The version 2000 is in a different approach: “One defines the qualification level (or of competence) necessary to hold a station, and one makes sure that the people holding this station have the desired qualification. If necessary, one implements Formation S.” This analysis must be regularly renewed.
This approach makes it possible to simplify the documentary system considerably. Certain sites thus removed hundreds of documents of their documentary management system. That also makes it possible to more easily decentralize this management of the documents.
To caricature and by pushing the things to the extreme, for the old versions it would have been necessary to write a procedure for the electrician having to change a Fusible. With the version 2000 one will define, for example, that it is necessary to hold this station a professional diploma of electricity or 5 years of experience in a post of electrician. Any person satisfying this requirement thus has necessary competence to change the fuse, it is thus useless to write a procedure. To write a recall safety is enough then.
It should nevertheless be shown that this electrician has competence and can keep it in time. It is there that the concept of revaluation of competences and the control of the assets intervenes.
Obligatory documentation is reduced:
- 1 Handbook Quality (of which Political Quality)
- 6 documented procedures (written): internal audit, control of the documents, control recordings, control product not-in conformity, corrective actions and preventive actions.
Second difference
The previous models took little into account the real satisfaction of the end user. To summarize, the supply was to be specified with the customer and the production was to correspond to the specification envisaged. Even if the standard spoke about satisfaction of the " needs; expressed and implicites" customers, one was not worried to know if what had been required by the customer corresponded well to its real need.

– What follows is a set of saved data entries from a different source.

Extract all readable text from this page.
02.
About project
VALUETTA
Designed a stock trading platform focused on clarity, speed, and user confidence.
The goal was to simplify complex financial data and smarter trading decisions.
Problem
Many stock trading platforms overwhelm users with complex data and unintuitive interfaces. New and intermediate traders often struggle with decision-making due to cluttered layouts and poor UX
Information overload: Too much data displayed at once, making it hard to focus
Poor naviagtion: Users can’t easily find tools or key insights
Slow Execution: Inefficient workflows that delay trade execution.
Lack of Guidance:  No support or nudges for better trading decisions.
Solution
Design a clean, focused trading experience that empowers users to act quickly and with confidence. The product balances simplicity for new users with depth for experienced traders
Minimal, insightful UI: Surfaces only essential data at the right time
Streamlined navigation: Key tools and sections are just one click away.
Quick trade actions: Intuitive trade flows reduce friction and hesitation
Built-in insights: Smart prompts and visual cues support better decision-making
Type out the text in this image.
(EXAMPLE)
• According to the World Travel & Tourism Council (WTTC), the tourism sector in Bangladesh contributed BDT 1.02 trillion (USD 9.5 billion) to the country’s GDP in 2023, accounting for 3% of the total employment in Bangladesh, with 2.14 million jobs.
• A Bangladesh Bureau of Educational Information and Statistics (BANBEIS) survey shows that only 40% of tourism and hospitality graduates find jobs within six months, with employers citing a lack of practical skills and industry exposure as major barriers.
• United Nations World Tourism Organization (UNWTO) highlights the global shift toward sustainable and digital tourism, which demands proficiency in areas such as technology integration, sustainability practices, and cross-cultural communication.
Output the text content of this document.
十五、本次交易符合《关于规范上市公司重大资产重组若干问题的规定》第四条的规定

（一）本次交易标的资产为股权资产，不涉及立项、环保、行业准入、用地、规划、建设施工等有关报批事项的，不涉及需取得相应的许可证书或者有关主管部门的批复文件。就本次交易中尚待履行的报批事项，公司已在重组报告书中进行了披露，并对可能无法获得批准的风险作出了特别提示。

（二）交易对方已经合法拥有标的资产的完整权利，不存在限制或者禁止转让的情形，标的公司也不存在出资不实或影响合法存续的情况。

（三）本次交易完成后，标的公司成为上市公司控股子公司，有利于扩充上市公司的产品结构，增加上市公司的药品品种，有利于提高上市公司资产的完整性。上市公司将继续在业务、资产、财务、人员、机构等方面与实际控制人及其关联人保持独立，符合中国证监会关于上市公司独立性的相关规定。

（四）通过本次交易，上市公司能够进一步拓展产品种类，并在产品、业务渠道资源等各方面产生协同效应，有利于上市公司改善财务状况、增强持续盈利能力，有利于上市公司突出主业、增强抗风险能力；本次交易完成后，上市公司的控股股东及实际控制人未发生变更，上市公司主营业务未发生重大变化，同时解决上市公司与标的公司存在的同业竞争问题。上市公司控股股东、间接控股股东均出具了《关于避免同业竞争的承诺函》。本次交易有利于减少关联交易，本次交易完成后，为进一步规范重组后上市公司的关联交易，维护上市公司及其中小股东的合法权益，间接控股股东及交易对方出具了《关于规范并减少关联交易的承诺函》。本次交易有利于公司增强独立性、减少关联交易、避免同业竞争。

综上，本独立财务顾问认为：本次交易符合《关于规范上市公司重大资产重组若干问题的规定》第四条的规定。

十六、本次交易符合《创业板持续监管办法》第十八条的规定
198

The version 2000 gives the customer to the top of the pyramid. The supplier, because of knowledge which it has of its trade and its product, has a duty of council near his customer. He must thus help it to identify his real need and to make sure that this need was satisfied by measuring the level with satisfaction of its customer. Implicitly, that led the organization to precisely define its role (which is its “ trade ”?) to identify with precision which must be its customers (and especially who should not be a customer because one will not be able to satisfy it) and to be able to determine with them their real needs.